La version donnée par les gendarmes et servie aux médias par le procureur Bernard Lebeau parle d’une bagarre qui aurait éclaté entre Hocine et la gendarme placée à côté de lui. Les gendarmes prétendent que Hocine aurait tenté de saisir son arme de service, avant de la laisser tomber et que le conducteur aurait échoué à le tirer hors de la voiture et à le maîtriser à l’aide de sa matraque. Hocine aurait alors agrippé la gendarme qui, coincée par son corps et penchée hors de la voiture, aurait tenu l’arme à bout de bras avant d’essayer de la jeter sous le véhicule pour qu’elle soit hors de portée, en criant “il va me tuer”. Le conducteur aurait alors tiré pour défendre sa collègue.

Hocine était pourtant menotté. Il est peu crédible que Hocine ait pu, les mains menottées (dans le dos selon un témoin), s’emparer de l’arme pour menacer les gendarmes. Et il suffit que Hocine ait effleuré l’arme pour que son ADN se retrouve dessus. Il n’est pas à exclure non plus que, en l’absence de témoins, le crime ait pu être camouflé en légitime défense, pour disculper l’auteur du tir. Mais cette hypothèse ne sera jamais évoquée.

Placé en garde-à-vue, le gendarme est finalement placé sous le statut de témoin assisté au lieu d’être mis en examen pour “violences volontaires ayant entraîné la mort sans intention de la donner”, comme l’avait requis le Parquet.

Le 31 août 2014, les proches d’Hocine organisent une marche pour lui rendre hommage, à laquelle participent 150 personnes.

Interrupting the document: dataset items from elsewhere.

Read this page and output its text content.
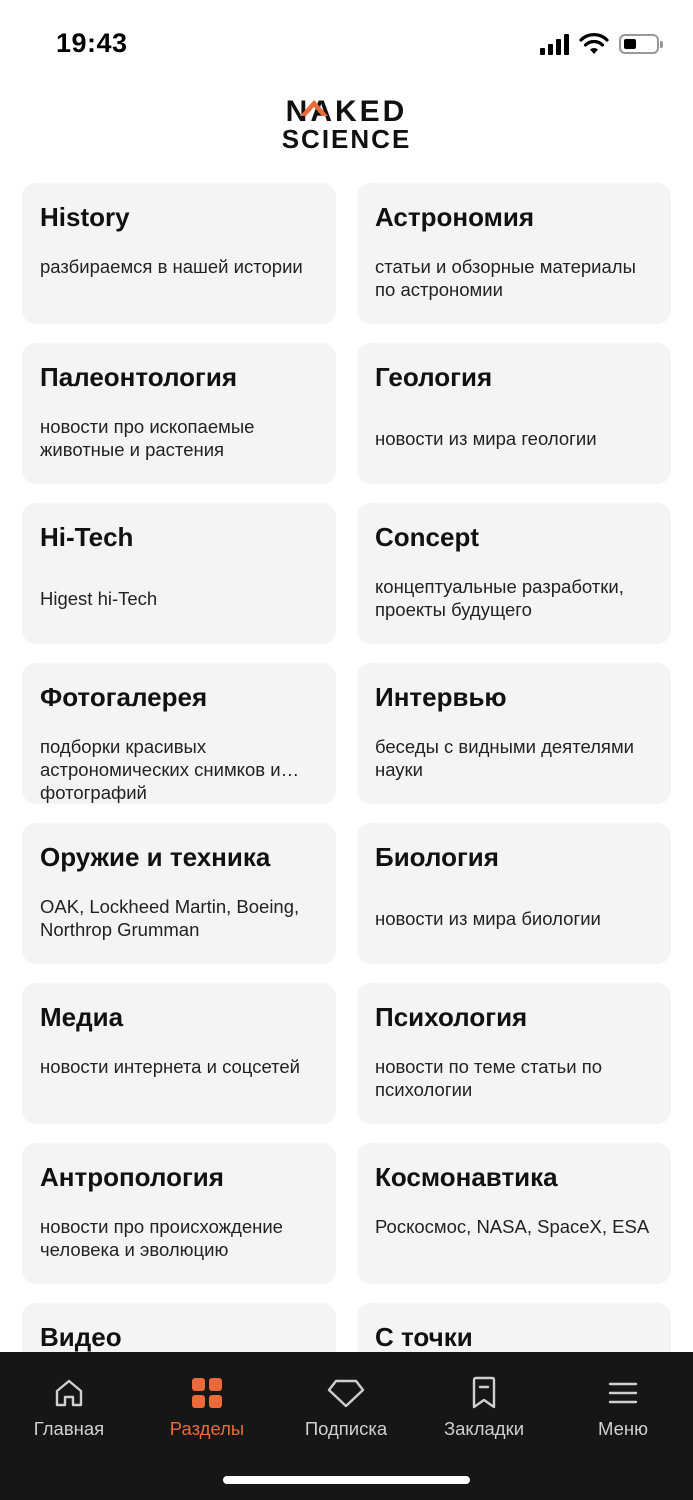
19:43
NAKED
SCIENCE
History
разбираемся в нашей истории
Астрономия
статьи и обзорные материалы по астрономии
Палеонтология
новости про ископаемые животные и растения
Геология
новости из мира геологии
Hi-Tech
Higest hi-Tech
Concept
концептуальные разработки, проекты будущего
Фотогалерея
подборки красивых астрономических снимков и фотографий
Интервью
беседы с видными деятелями науки
Оружие и техника
OAK, Lockheed Martin, Boeing, Northrop Grumman
Биология
новости из мира биологии
Медиа
новости интернета и соцсетей
Психология
новости по теме статьи по психологии
Антропология
новости про происхождение человека и эволюцию
Космонавтика
Роскосмос, NASA, SpaceX, ESA
Видео	С точки
Главная	Разделы	Подписка	Закладки	Меню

Par la suite, le collectif organise et participe à de nombreux événements et mobilisations contre les violences policières.

Les proches d’Hocine sont défendus par Me Renaud Bettcher.

En novembre 2015, le procureur renonce à poursuivre le gendarme, affirmant qu’il y a bien légitime défense puisque les expertises démontreraient qu’Hocine a bien touché l’arme de la gendarme assise à l’arrière avec lui.

Le 19 janvier 2016, les juges d’instruction Jean-François Assal et Stéphane Galland rendent une première ordonnance de non lieu, considérant comme incontestable le fait qu’Hocine aurait agressé la gendarme. La famille d’Hocine fait appel.

Le 8 septembre 2016, l’ordonnance de non-lieu est confirmée par la chambre de l’instruction. La famille se pourvoit en cassation et dépose deux plaintes, l’une pour destruction de preuves à l’encontre de la témoin et l’autre pour faux en écriture publique : le téléphone de la témoin (la gendarme) a été entièrement réinitialisé la veille de son audition par ses collègues de la gendarmerie et les gendarmes ont bien trouvé le conducteur de la voiture qui dépassait le véhicule de gendarmerie au moment des faits, mais n’ont pas procédé à son audition et ont fait constater qu’il y avait eu de vaines recherches.

La Cour de cassation examine le dossier le 14 novembre 2017.

Le 10 janvier 2018, elle rejette le pourvoi des proches d’Hocine Bouras, confirmant définitivement le non-lieu. L’auteur du tir, qui a quitté la gendarmerie en 2015, est donc disculpé.